'I GOT CUSTODY OF WHAT?' Hoff, fanbase
• Hoff wins: David Hasselhoff gets primary custody of his teenage daughters, just in time for Father's Day.
• Beauty queen, literally: Those who change their sex can compete in the Miss Spain beauty contest.
• Obama crushed: The creators of "I Got a Crush ... On Obama" are open to doing other candidates, both Republican and Democrat—but will sell the Obama bootyshorts for charity.
• Repeat offender: This guy is apparently ubiquitous on the Iranian protest scene.
• The Likely Lads: Despite Pete Doherty breaking into former bandmate Carl Barat's apartment for drug money (and consequently causing the Libertines to breakup), the two are in the studio today recording "A Day in the Life of" for a Sgt. Pepper's tribute album.
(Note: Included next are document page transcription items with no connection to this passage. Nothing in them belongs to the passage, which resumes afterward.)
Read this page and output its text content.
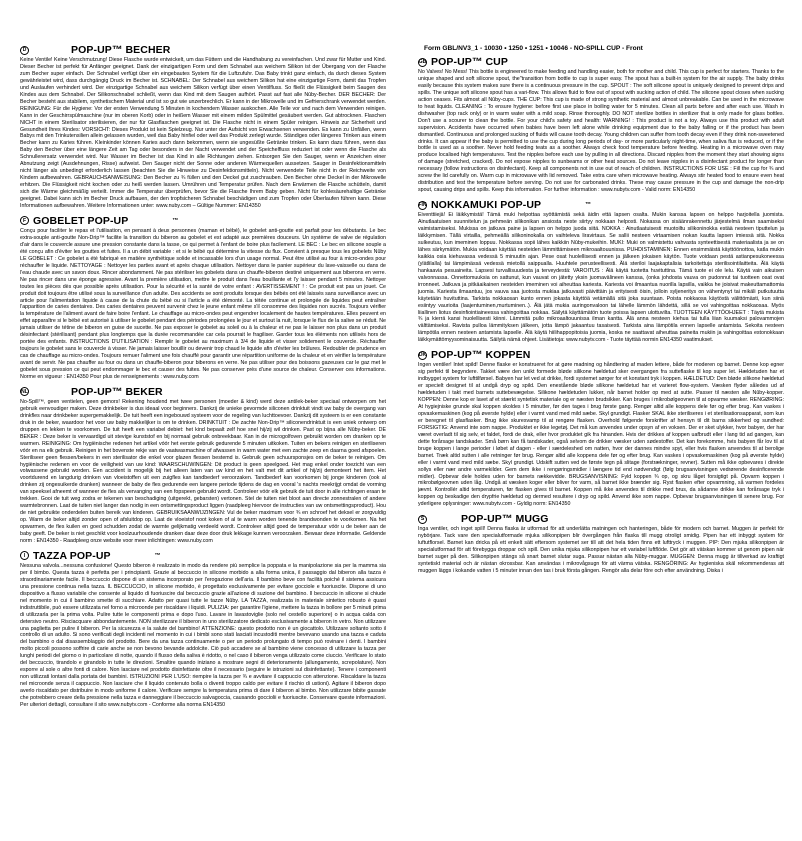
Form GBL/NV3_1 - 10030 • 1250 • 1251 • 10046 - NO-SPILL CUP - Front
D	POP-UP™ BECHER
Keine Ventile! Keine Verschmutzung! Diese Flasche wurde entwickelt, um das Füttern und die Handhabung zu vereinfachen. Und zwar für Mutter und Kind. Dieser Becher ist perfekt für Anfänger geeignet. Dank der einzigartigen Form und dem Schnabel aus weichem Silikon ist der Übergang von der Flasche zum Becher super einfach. Der Schnabel verfügt über ein eingebautes System für die Luftzufuhr. Das Baby trinkt ganz einfach, da durch dieses System gewährleistet wird, dass durchgängig Druck im Becher ist. SCHNABEL: Der Schnabel aus weichem Silikon hat eine einzigartige Form, damit das Tropfen und Auslaufen verhindert wird. Der einzigartige Schnabel aus weichem Silikon verfügt über einen Ventilfluss. So fließt die Flüssigkeit beim Saugen des Kindes aus dem Schnabel. Der Silikonschnabel schließt, wenn das Kind mit dem Saugen aufhört. Passt auf fast alle Nûby-Becher. DER BECHER: Der Becher besteht aus stabilem, synthetischem Material und ist so gut wie unzerbrechlich. Er kann in der Mikrowelle und im Gefrierschrank verwendet werden. REINIGUNG: Für die Hygiene: Vor der ersten Verwendung 5 Minuten in kochendem Wasser auskochen. Alle Teile vor und nach dem Verwenden reinigen. Kann in der Geschirrspülmaschine (nur im oberen Korb) oder in heißem Wasser mit einem milden Spülmittel gesäubert werden. Gut abtrocknen. Flaschen NICHT in einem Sterilisator sterilisieren, der nur für Glasflaschen geeignet ist. Die Flasche nicht in einem Spüler reinigen. Hinweis zur Sicherheit und Gesundheit Ihres Kindes: VORSICHT: Dieses Produkt ist kein Spielzeug. Nur unter der Aufsicht von Erwachsenen verwenden. Es kann zu Unfällen, wenn Babys mit den Trinkutensilien allein gelassen wurden, weil das Baby hinfiel oder weil das Produkt zerlegt wurde. Ständiges oder längeres Trinken aus einem Becher kann zu Karies führen. Kleinkinder können Karies auch dann bekommen, wenn sie ungesüßte Getränke trinken. Es kann dazu führen, wenn das Baby den Becher über eine längere Zeit am Tag oder besonders in der Nacht verwendet und der Speichelfluss reduziert ist oder wenn die Flasche als Schnullerersatz verwendet wird. Nur Wasser im Becher ist das Kind in alle Richtungen ziehen. Entsorgen Sie den Sauger, wenn er Anzeichen einer Abnutzung zeigt (Ausdehnungen, Risse) aufweist. Den Sauger nicht der Sonne oder anderen Wärmequellen aussetzen. Sauger in Desinfektionsmitteln nicht länger als unbedingt erforderlich lassen (beachten Sie die Hinweise zu Desinfektionsmitteln). Nicht verwendete Teile nicht in der Reichweite von Kindern aufbewahren. GEBRAUCHSANWEISUNG: Den Becher zu ¾ füllen und den Deckel gut zuschrauben. Den Becher ohne Deckel in der Mikrowelle erhitzen. Die Flüssigkeit nicht kochen oder zu heiß werden lassen. Umrühren und Temperatur prüfen. Nach dem Erwärmen die Flasche schütteln, damit sich die Wärme gleichmäßig verteilt. Immer die Temperatur überprüfen, bevor Sie die Flasche Ihrem Baby geben. Nicht für kohlesäurehaltige Getränke geeignet. Dabei kann sich im Becher Druck aufbauen, der den tropfsicheren Schnabel beschädigen und zum Tropfen oder Überlaufen führen kann. Diese Informationen aufbewahren. Weitere Informationen unter: www.nuby.com – Gültige Nummer: EN14350
F GOBELET POP-UP	™
Conçu pour faciliter le repas et l'utilisation, en pensant à deux personnes (maman et bébé), le gobelet anti-goutte est parfait pour les débutants. Le bec extra-souple anti-goutte Non-Drip™ facilite la transition du biberon au gobelet et est adapté aux premières douceurs. Un système de valve de régulation d'air dans le couvercle assure une pression constante dans la tasse, ce qui permet à l'enfant de boire plus facilement. LE BEC : Le bec en silicone souple a été conçu afin d'éviter les gouttes et fuites. Il a un débit variable : et si le bébé qui détermine la vitesse du flux. Convient à presque tous les gobelets Nûby LE GOBELET : Ce gobelet a été fabriqué en matière synthétique solide et incassable lors d'un usage normal. Peut être utilisé au four à micro-ondes pour réchauffer le liquide. NETTOYAGE : Nettoyer les parties avant et après chaque utilisation. Nettoyer dans le panier supérieur du lave-vaisselle ou dans de l'eau chaude avec un savon doux. Rincer abondamment. Ne pas stériliser les gobelets dans un chauffe-biberon destiné uniquement aux biberons en verre. Ne pas rincer dans une éponge agressive. Avant la première utilisation, mettre le produit dans l'eau bouillante et l'y laisser pendant 5 minutes. Nettoyer toutes les pièces dès que possible après utilisation. Pour la sécurité et la santé de votre enfant : AVERTISSEMENT ! : Ce produit est pas un jouet. Ce produit doit toujours être utilisé sous la surveillance d'un adulte. Des accidents se sont produits lorsque des bébés ont été laissés sans surveillance avec un article pour l'alimentation liquide à cause de la chute du bébé ou si l'article a été démonté. La tétée continue et prolongée de liquides peut entraîner l'apparition de caries dentaires. Des caries dentaires peuvent survenir chez le jeune enfant même s'il consomme des liquides non sucrés. Toujours vérifier la température de l'aliment avant de faire boire l'enfant. Le chauffage au micro-ondes peut engendrer localement de hautes températures. Elles peuvent en effet apparaître si le bébé est autorisé à utiliser le gobelet pendant des périodes prolongées le jour et surtout la nuit, lorsque le flux de la salive se réduit. Ne jamais utiliser de tétine de biberon en guise de sucette. Ne pas exposer le gobelet au soleil ou à la chaleur et ne pas le laisser non plus dans un produit désinfectant (stérilisant) pendant plus longtemps que la durée recommandée car cela pourrait le fragiliser. Garder tous les éléments non utilisés hors de portée des enfants. INSTRUCTIONS D'UTILISATION : Remplir le gobelet au maximum à 3/4 de liquide et visser solidement le couvercle. Réchauffer toujours le gobelet sans le couvercle à visser. Ne jamais laisser bouillir ou devenir trop chaud le liquide afin d'éviter les brûlures. Redoubler de prudence en cas de chauffage au micro-ondes. Toujours remuer l'aliment une fois chauffé pour garantir une répartition uniforme de la chaleur et en vérifier la température avant de servir. Ne pas chauffer au four ou dans un chauffe-biberon pour biberons en verre. Ne pas utiliser pour des boissons gazeuses car le gaz met le gobelet sous pression ce qui peut endommager le bec et causer des fuites. Ne pas conserver près d'une source de chaleur. Conserver ces informations. Norme en vigueur : EN14350 Pour plus de renseignements : www.nuby.com
NL	POP-UP™ BEKER
No-Spill™, geen ventielen, geen gemors! Rekening houdend met twee personen (moeder & kind) werd deze antilek-beker speciaal ontworpen om het gebruik eenvoudiger maken. Deze drinkbeker is dus ideaal voor beginners. Dankzij de unieke gevormde siliconen drinktuit vindt uw baby de overgang van drinkfles naar drinkbeker supergemakkelijk. De tuit heeft een ingebouwd systeem voor de regeling van luchttoevoer. Dankzij dit systeem is er een constante druk in de beker, waardoor het voor uw baby makkelijker is om te drinken. DRINKTUIT : De zachte Non-Drip™ siliconendrinktuit is een uniek ontwerp om druppen en lekken te voorkomen. De tuit heeft een variabel debiet: het kind bepaalt zelf hoe snel hij/zij wil drinken. Past op bijna alle Nûby-beker. DE BEKER : Deze beker is vervaardigd uit stevige kunststof en bij normaal gebruik onbreekbaar. Kan in de microgolfoven gebruikt worden om dranken op te warmen. REINIGING: Om hygiënische redenen het artikel vóór het eerste gebruik gedurende 5 minuten uitkoken. Tuiten en bekers reinigen en steriliseren vóór en na elk gebruik. Reinigen in het bovenste rekje van de vaatwasmachine of afwassen in warm water met een zachte zeep en daarna goed afspoelen. Steriliseer geen flessen/bekers in een sterilisator die enkel voor glazen flessen bestemd is. Gebruik geen schuursponsjes om de beker te reinigen. Om hygiënische redenen en voor de veiligheid van uw kind: WAARSCHUWINGEN: Dit product is geen speelgoed. Het mag enkel onder toezicht van een volwassene gebruikt worden. Een accident is mogelijk bij het alleen laten van uw kind en het valt met dit artikel of hij/zij demonteert het item. Het voortdurend en langdurig drinken van vloeistoffen uit een zuigfles kan tandbederf veroorzaken. Tandbederf kan voorkomen bij jonge kinderen (ook al drinken zij ongesuikerde dranken) wanneer de baby de fles gedurende een langere periode tijdens de dag en vooral 's nachts meekrijgt omdat de vorming van speeksel afneemt of wanneer de fles als vervanging van een fopspeen gebruikt wordt. Controleer vóór elk gebruik de tuit door in alle richtingen eraan te trekken. Gooi de tuit weg zodra er tekenen van beschadiging (uitgerekt, gebarsten) vertonen. Stel de tuiten niet bloot aan directe zonnestralen of andere warmtebronnen. Laat de tuiten niet langer dan nodig in een ontsmettingsproduct liggen (raadpleeg hiervoor de instructies van uw ontsmettingsproduct). Hou de niet gebruikte onderdelen buiten bereik van kinderen. GEBRUIKSAANWIJZINGEN: Vul de beker maximum voor ¾ en schroef het deksel er zorgvuldig op. Warm de beker altijd zonder open of afsluitdop op. Laat de vloeistof noot koken of al te warm worden tenende brandwonden te voorkomen. Na het opwarmen, de fles kuilen en goed schudden zodat de warmte gelijkmatig verdeeld wordt. Controleer altijd goed de temperatuur vóór u de beker aan de baby geeft. De beker is niet geschikt voor koolzuurhoudende dranken daar deze door druk lekkage kunnen veroorzaken. Bewaar deze informatie. Geldende norm : EN14350 - Raadpleeg onze website voor meer inlichtingen: www.nuby.com
I TAZZA POP-UP	™
Nessuna valvola...nessuna confusione! Questo biberon è realizzato in modo da rendere più semplice la poppata e la manipolazione sia per la mamma sia per il bimbo. Questa tazza è perfetta per i principianti. Grazie al beccuccio in silicone morbido a alla forma unica, il passaggio dal biberon alla tazza è straordinariamente facile. Il beccuccio dispone di un sistema incorporato per l'erogazione dell'aria. Il bambino beve con facilità poiché il sistema assicura una pressione continua nella tazza. IL BECCUCCIO, in silicone morbido, è progettato esclusivamente per evitare gocciole e fuoriuscite. Dispone di uno dispositivo a flusso variabile che consente al liquido di fuoriuscire dal beccuccio grazie all'azione di suzione del bambino. Il beccuccio in silicone si chiude nel momento in cui il bambino smette di succhiare. Adatto per quasi tutte le tazze Nûby. LA TAZZA, realizzata in materiale sintetico robusto è quasi indistruttibile, può essere utilizzata nel forno a microonde per riscaldare i liquidi. PULIZIA: per garantire l'igiene, mettere la tazza in bollore per 5 minuti prima di utilizzarla per la prima volta. Pulire tutte le componenti prima e dopo l'uso. Lavare in lavastoviglie (solo nel cestello superiore) o in acqua calda con detersivo neutro. Risciacquare abbondantemente. NON sterilizzare il biberon in uno sterilizzatore dedicato esclusivamente a biberon in vetro. Non utilizzare una paglietta per pulire il biberon. Per la sicurezza e la salute del bambino! ATTENZIONE: questo prodotto non è un giocattolo. Utilizzare soltanto sotto il controllo di un adulto. Si sono verificati degli incidenti nel momento in cui i bimbi sono stati lasciati incustoditi mentre bevevano usando una tazza e caduta del bambino o dal disassemblaggio del prodotto. Bere da una tazza continuamente o per un periodo prolungato di tempo può rovinare i denti. I bambini molto piccoli possono soffrire di carie anche se non bevono bevande addolcite. Ciò può accadere se al bambino viene concesso di utilizzare la tazza per lunghi periodi del giorno o in particolare di notte, quando il flusso della saliva è ridotto, o nel caso il biberon venga utilizzato come ciuccio. Verificare lo stato del beccuccio, tirandolo e girandolo in tutte le direzioni. Smaltire quando iniziano a mostrare segni di deterioramento (allungamento, screpolature). Non esporre al sole o altre fonti di calore. Non lasciare nel prodotto disinfettante oltre il necessario (seguire le istruzioni sul disinfettante). Tenere i componenti non utilizzati lontani dalla portata dei bambini. ISTRUZIONI PER L'USO: riempire la tazza per ¾ e avvitare il cappuccio con attenzione. Riscaldare la tazza nel microonde senza il cappuccio. Non lasciare che il liquido contenuto bolla o diventi troppo caldo per evitare il rischio di ustioni). Agitare il biberon dopo averlo riscaldato per distribuire in modo uniforme il calore. Verificare sempre la temperatura prima di dare il biberon al bimbo. Non utilizzare bibite gassate che potrebbero creare della pressione nella tazza e danneggiare il beccuccio salvagoccia, causando gocciolii e fuoriuscite. Conservare queste informazioni. Per ulteriori dettagli, consultare il sito www.nubytv.com - Conforme alla norma EN14350
GB POP-UP™ CUP
No Valves! No Mess! This bottle is engineered to make feeding and handling easier, both for mother and child. This cup is perfect for starters. Thanks to the unique shaped and soft silicone spout, the"transition from bottle to cup is super easy. The spout has a built-in system for the air supply. The baby drinks easily because this system makes sure there is a continuous pressure in the cup. SPOUT : The soft silicone spout is uniquely designed to prevent drips and spills. The unique soft silicone spout has a vari-flow. This allows fluid to flow out of spout with sucking action of child. The silicone spout closes when sucking action ceases. Fits almost all Nûby-cups. THE CUP: This cup is made of strong synthetic material and almost unbreakable. Can be used in the microwave to heat liquids. CLEANING : To ensure hygiene: before first use place in boiling water for 5 minutes. Clean all parts before and after each use. Wash in dishwasher (top rack only) or in warm water with a mild soap. Rinse thoroughly. DO NOT sterilize bottles in sterilizer that is only made for glass bottles. Don't use a scourer to clean the bottle. For your child's safety and health: WARNING! : This product is not a toy. Always use this product with adult supervision. Accidents have occurred when babies have been left alone while drinking equipment due to the baby falling or if the product has been dismantled. Continuous and prolonged sucking of fluids will cause tooth decay. Young children can suffer from tooth decay even if they drink non-sweetened drinks. It can appear if the baby is permitted to use the cup during long periods of day- or more particularly night-time, when saliva flux is reduced, or if the bottle is used as a soother. Never hold feeding teats as a soother. Always check food temperature before feeding. Heating in a microwave oven may produce localised high temperatures. Test the nipples before each use by pulling in all directions. Discard nipples from the moment they start showing signs of damage (stretched, cracked). Do not expose nipples to sunbeams or other heat sources. Do not leave nipples in a disinfectant product for longer than necessary (follow instructions on disinfectant). Keep all components not in use out of reach of children. INSTRUCTIONS FOR USE : Fill the cup for ¾ and screw the lid carefully on. Warm cup in microwave with lid removed. Take extra care when microwave heating. Always stir heated food to ensure even heat distribution and test the temperature before serving. Do not use for carbonated drinks. These may cause pressure in the cup and damage the non-drip spout, causing drips and spills. Keep this information. For further information : www.nubytv.com - Valid norm: EN14350
FIN NOKKAMUKI POP-UP	™
Eiventtiiejä! Ei läikkymistä! Tämä muki helpottaa syöttämistä sekä äidin että lapsen osalta. Mukin kanssa lapsen on helppo harjoitella juomista. Ainutlaatuisen suunnitelun ja pehmeän silikonikan ansiosta neste siirtyy nokkaan helposti. Nokassa on sisäänrakennettu järjestelmä ilman saamiseksi vaimistamiseksi. Mukissa on jatkuva paine ja lapsen on helppo juoda siitä. NOKKA : Ainutlaatuisesti muotoiltu silikoninokka estää nesteen tiputtelun ja läikkymisen. Tällä virtailla, pehmeällä silikoninokalla on vaihteleva liravirtaus. Se sallii nesteen virtaamisen nokan kautta lapsen imiessä sitä. Nokka sulkeutuu, kun imeminen loppuu. Nokkassa sopii lähes kaikkiin Nûby-mukeihin. MUKI: Muki on valmistettu vahvasta synteettisestä materiaalista ja se on lähes särkymätön. Mukia voidaan käyttää nesteiden lämmittämiseen mikroaaltouunissa. PUHDISTAMINEN: Ennen ensimmäistä käyttöönottoa, katla mukin kaikkia osia kiehuvassa vedessä 5 minuutin ajan. Pese osat huolellisesti ennen ja jälkeen jokaisen käytön. Tuote voidaan pestä astianpesukoneessa (ylätlilalla) tai lämpimässä vedessä mietollä saippualla. Huuhtele perusteellisesti. Älä steriloi laajakaptalisia tarkoitettuja sterilisointilaitteita. Älä käytä hankaavia pesuaineita. Lapsesi turvallisuudesta ja terveydestä: VAROITUS : Älä käytä tuotetta huvituttina. Tämä tuote ei ole lelu. Käytä vain aikuisen valvonnassa. Onnettomuuksia on sattunut, kun vauvat on jätetty yksin juomavälineen kanssa, (onka johdosta vauva on pudonnut tai tuotteen osat ovat irronneet. Jatkuva ja pitkäaikainen nesteiden imeminen voi aiheuttaa kariesta. Kariesta voi ilmaantua nuorilla lapsilla, vaikka he joisivat makeuttamattomia juomia. Kariesta ilmaantuu, jos vauva saa juotosta mukiaa jatkuvasti päivittäin ja erityisesti öisin, jolloin syljeneritys on vähentynyt tai mikäli putkutuutta käytetään huvituttina. Tarkista nokkaosan kunto ennen jokasta käyttöä vetämällä sitä joka suuntaan. Poista nokkaosa käytöstä välittömästi, kun siinä esiintyy vaurioita (laajentuminen,murtuminen..). Älä jätä mukia auringonvaloon tai lähelle lämmön lähdettä, sillä se voi vahingoittaa nokkaosaa. Myös liiallinen liotus desinfiointiaineessa vahingoittaa nokkaa. Säilytä käyttämätön tuote poissa lapsen ulottuvilta. TUOTTEEN KÄYTTÖOHJEET : Täytä mukista ¾ ja kierrä kansi huolellisesti kiinni. Lämmitä pullo mikroaaltouunissa ilman kantta. Älä anna nesteen kiehua tai tulla liian kuumaksi palovammojen välttämiseksi. Ravista pulloa lämmityksen jälkeen, jotta lämpö jakaantuu tasaisesti. Tarkista aina lämpötila ennen lapselle antamista. Sekoita nesteen lämpötila ennen nesteen antamista lapselle. Älä käytä hiilihappopitoisia juomia, koska ne saattavat aiheuttaa paineita mukiin ja vahingoittaa estonokkaan läikkymättömyysominaisuutta. Säilytä nämä ohjeet. Lisätietoja: www.nubytv.com - Tuote täyttää normin EN14350 vaatimukset.
DK POP-UP™ KOPPEN
Ingen ventiler! Intet spild! Denne flaske er konstrueret for at gøre madning og håndtering af maden lettere, både for moderen og barnet. Denne kop egner sig perfekt til begyndere. Takket være den unikt formede bløde silikone hældetud sker overgangen fra sutteflaske til kop super let. Hældetuden har et indbygget system for lufttilførsel. Babyen har let ved at drikke, fordi systemet sørger for et konstant tryk i koppen. HÆLDETUD: Den bløde silikone hældetud er specielt designet til at undgå dryp og spild. Den enestående bløde silikone hældetud har et varieret flow-system. Væsken flyder således ud af hældetuden i takt med barnets suttebevægelse. Silikone hældetuden lukker, når barnet holder op med at sutte. Passer til næsten alle Nûby-kopper. KOPPEN: Denne kop er lavet af et stærkt syntetisk materiale og er næsten brudsikker. Kan bruges i mikrobølgeovnen til at opvarme væsker. RENGØRING: At hygiejniske grunde skal koppen skoldes i 5 minutter, før den tages i brug første gang. Rengør altid alle koppens dele før og efter brug. Kan vaskes i opvaskemaskinen (kog på øverste hylde) eller i varmt vand med mild sæbe. Skyl grundigt. Flasker SKAL ikke steriliseres i et sterilisationsapparat, som kun er beregnet til glasflasker. Brug ikke skuresvamp til at rengøre flasken. Overhold følgende forskrifter af hensyn til dit barns sikkerhed og sundhed: FORSIGTIG: Anvend inte som nappe. Produktet er ikke legetøj. Det må kun anvendes under opsyn af en voksen. Der er sket ulykker, hvor babyer, der har været overladt til sig selv, et faldet, fordi de drak, eller hvor produktet gik fra hinanden. Hvis der drikkes af koppen uafbrudt eller i lang tid ad gangen, kan dette forårsage tandskader. Små børn kan få tandskader, også selvom de drikker væsker uden sødestoffer. Det kan forekomme, hvis babyen får lov til at bruge koppen i lange perioder i løbet af dagen - eller i særdeleshed om natten, hvor der dannes mindre spyt, eller hvis flasken anvendes til at berolige barnet. Træk altid sutten i alle retninger før brug. Rengør altid alle koppens dele før og efter brug. Kan vaskes i opvaskemaskinen (kog på øverste hylde) eller i varmt vand med mild sæbe. Skyl grundigt. Udskift sutten ved de første tegn på slitage (forstrækninger, revner). Sutten må ikke opbevares i direkte sollys eller nær andre varmekilder. Gem dem ikke i rengøringsmidler i længere tid end nødvendigt (følg brugsanvisningen vedrørende desinficerende midler). Opbevar dele holdes uden for barnets rækkevidde. BRUGSANVISNING: Fyld koppen ¾ op, og skru låget forsigtigt på. Opvarm koppen i mikrobølgeovnen uden låg. Undgå at væsken koger eller bliver for varm, så barnet ikke brænder sig. Ryst flasken efter opvarmning, så varmen fordeles jævnt. Kontrollér altid temperaturen, før flasken gives til barnet. Koppen må ikke anvendes til drikke med brus, da sådanne drikke kan forårsage tryk i koppen og beskadige den drypfrie hældetud og dermed resultere i dryp og spild. Anvend ikke som nappe. Opbevar brugsanvisningen til senere brug. For yderligere oplysninger: www.nubytv.com - Gyldig norm: EN14350
S	POP-UP™ MUGG
Inga ventiler, och inget spill! Denna flaska är utformad för att underlätta matningen och hanteringen, både för modern och barnet. Muggen är perfekt för nybörjare. Tack vare den specialutformade mjuka silikonpipen blir övergången från flaska till mugg otroligt smidig. Pipen har ett inbyggt system för luftutflorsel. Barnet kan dricka på ett enkelt sätt eftersom systemet ser till att det hela tiden finns ett lufttryck i muggen. PIP: Den mjuka silikonpipen är specialutformad för att förebygga droppar och spill. Den unika mjuka silikonpipen har ett variabel luftflöde. Det gör att vätskan kommer ut genom pipen när barnet suger på den. Silikonpipen stängs så snart barnet slutar suga. Passar nästan alla Nûby-muggar. MUGGEN: Denna mugg är tillverkad av kraftigt syntetiskt material och är nästan okrossbar. Kan användas i mikrovågsugn för att värma vätska. RENGÖRING: Av hygieniska skäl rekommenderas att muggen läggs i kokande vatten i 5 minuter innan den tas i bruk första gången. Rengör alla delar före och efter användning. Diska i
• Late shit: Capitol staffers and police alike are baffled by piles of poo left on the floor on the Senate side of the building. Can't blame Strom Thurmond for this shit anymore, either.
• Beware the Wolf: Frank Wolf, the same Representative credited with bringing Tom Delay to Jesus, goes A Clockwork Orange on Asia-Pacific Council of American Chambers of Commerce, forcing them to watch a video of Chinese officials executing prisoners.